I particularly loved Self-Portrait Under Plastic.  Apparently in New York, Lassnig was interested in how fruit came protected in plastic to stop it rotting.  So this may be what she’s doing – preserving herself as she is, in her early 50s, not ruining herself.  But we know that if you really tried this you would suffocate, which is much less appealing.  But, consciously or subconsciously, that’s the way social pressure works.  You have to be a strong person not to get smothered by expectations.

lady wbrain1990

Maria Lassnig, Lady With Brain, 1990

But I didn’t come out of this exhibition thinking of Lassnig as a purely “feminist artist” – she explores many aspects of life which are universally relevant.  I found the paintings in the ‘Science Fiction’ section, where she explores her relationship with technology, particularly uncomfortable.  In Lady with Brain her thinking has been delegated to an external attachment – 26 years later, smartphones are ubiquitous.  It can’t help but feel remarkably relevant.  She also uses ‘body-awareness’ to explore her old age in painful detail – for we all know older people whose brains and emotions are stunted by their physical deterioration.

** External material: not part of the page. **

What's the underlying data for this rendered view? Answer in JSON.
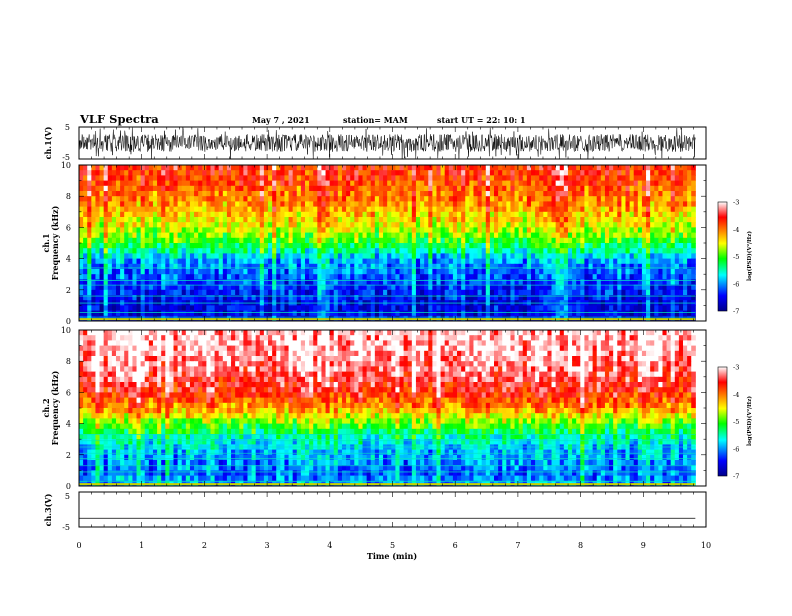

The paintings are arranged thematically rather than chronologically, and Lassnig clearly experimented with several styles over her long career.  Whether more or less abstract, though, her art beautifully explores the human condition and negotiates the everyday fact that what you expect of a person isn’t necessarily how they feel about themselves.  I am glad that the Tate curators had heard of her and have seen the value in making her voice heard.  They’ve made at least one new fan.